Q1: **Define overfitting and underfitting in machine learning. What are the consequences of each, and how can they be mitigated?**

**Overfitting:**
- **Definition:** Overfitting occurs when a model learns the details and noise in the training data to the extent that it negatively impacts the performance of the model on new, unseen data. Essentially, the model becomes too complex and captures noise along with the underlying patterns.
- **Consequences:** The model performs well on training data but fails to generalize to new data, leading to poor performance on unseen examples.
- **Mitigation:** Techniques to mitigate overfitting include:
  - **Cross-validation:** Use techniques like k-fold cross-validation to assess model performance on unseen data.
  - **Regularization:** Add penalties to the loss function that discourage overly complex models.
  - **Simplifying the model:** Reduce model complexity by reducing the number of features, pruning decision trees, or using simpler algorithms.

**Underfitting:**
- **Definition:** Underfitting occurs when a model is too simple to capture the underlying pattern of the data. The model fails to learn from the training data and performs poorly on both training and new data.
- **Consequences:** The model shows low accuracy and high error rates on both training and test datasets.
- **Mitigation:** Techniques to mitigate underfitting include:
  - **Increasing model complexity:** Add more features, use more complex models, or tune hyperparameters to allow the model to capture more patterns in the data.
  - **Adding more data:** Provide more training examples to help the model learn better.

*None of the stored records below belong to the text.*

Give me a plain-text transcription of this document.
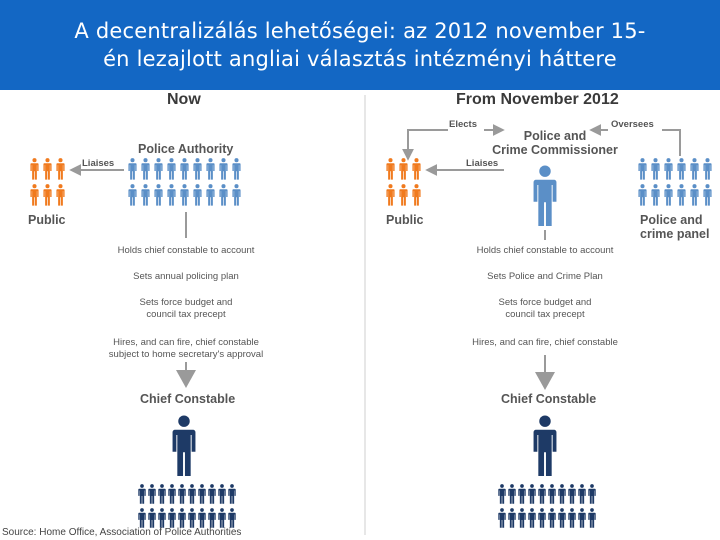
A decentralizálás lehetőségei: az 2012 november 15-
én lezajlott angliai választás intézményi háttere
Now
Police Authority
Liaises
Public
Holds chief constable to account
Sets annual policing plan
Sets force budget and
council tax precept
Hires, and can fire, chief constable
subject to home secretary's approval
Chief Constable
From November 2012
Elects	Oversees
Police and
Crime Commissioner
Liaises
Public	Police and
crime panel
Holds chief constable to account
Sets Police and Crime Plan
Sets force budget and
council tax precept
Hires, and can fire, chief constable
Chief Constable
Source: Home Office, Association of Police Authorities
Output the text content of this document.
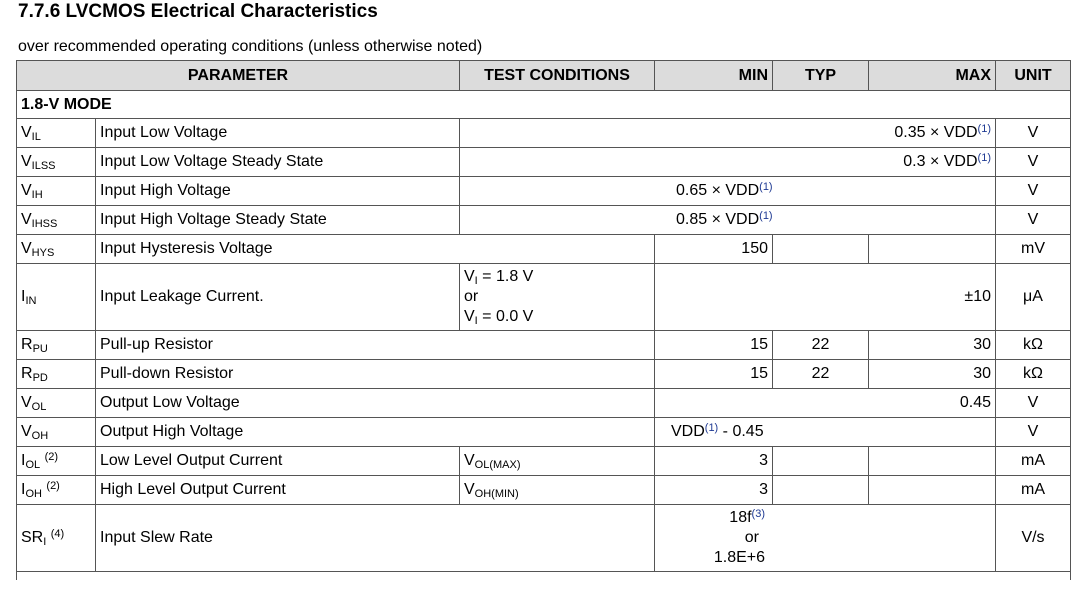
7.7.6 LVCMOS Electrical Characteristics
over recommended operating conditions (unless otherwise noted)
PARAMETER		TEST CONDITIONS	MIN	TYP	MAX	UNIT
1.8-V MODE						
$V_{IL}$	Input Low Voltage	$0.35 \times VDD^{(1)}$				V
$V_{ILSS}$	Input Low Voltage Steady State	$0.3 \times VDD^{(1)}$				V
$V_{IH}$	Input High Voltage	$0.65 \times VDD^{(1)}$				V
$V_{IHSS}$	Input High Voltage Steady State	$0.85 \times VDD^{(1)}$				V
$V_{HYS}$	Input Hysteresis Voltage		150			mV
$I_{IN}$	Input Leakage Current.	$V_I = 1.8$ V
or
$V_I = 0.0$ V	±10			μA
$R_{PU}$	Pull-up Resistor		15	22	30	kΩ
$R_{PD}$	Pull-down Resistor		15	22	30	kΩ
$V_{OL}$	Output Low Voltage		0.45			V
$V_{OH}$	Output High Voltage		VDD$^{(1)}$ - 0.45			V
$I_{OL}$ $^{(2)}$	Low Level Output Current	$V_{OL(MAX)}$	3			mA
$I_{OH}$ $^{(2)}$	High Level Output Current	$V_{OH(MIN)}$	3			mA
$SR_I$ $^{(4)}$	Input Slew Rate		$18f^{(3)}$
or
1.8E+6			V/s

Q2: **How can we reduce overfitting? Explain in brief.**

To reduce overfitting, we can:
- **Regularization:** Add penalties to the loss function (e.g., L1 or L2 regularization) to discourage overly complex models.
- **Cross-validation:** Use techniques like k-fold cross-validation to evaluate the model's performance on unseen data.
- **Reduce model complexity:** Simplify the model by reducing the number of features, pruning decision trees, or using simpler algorithms.
- **Early stopping:** Stop training the model when performance on a validation set starts to degrade.
- **Ensemble methods:** Combine predictions from multiple models to improve generalization.

Q3: **Explain underfitting. List scenarios where underfitting can occur in ML.**

**Underfitting:** Underfitting occurs when a model is too simple to capture the underlying patterns in the data.

**Scenarios where underfitting can occur:**
- **Simple models:** Models with insufficient complexity or not enough parameters.
- **Insufficient training:** Training the model on too few examples or for too few epochs.
- **High bias:** Models that are biased toward certain assumptions or have limited expressive power.
- **Ignoring relevant features:** When important features or relationships in the data are not considered by the model.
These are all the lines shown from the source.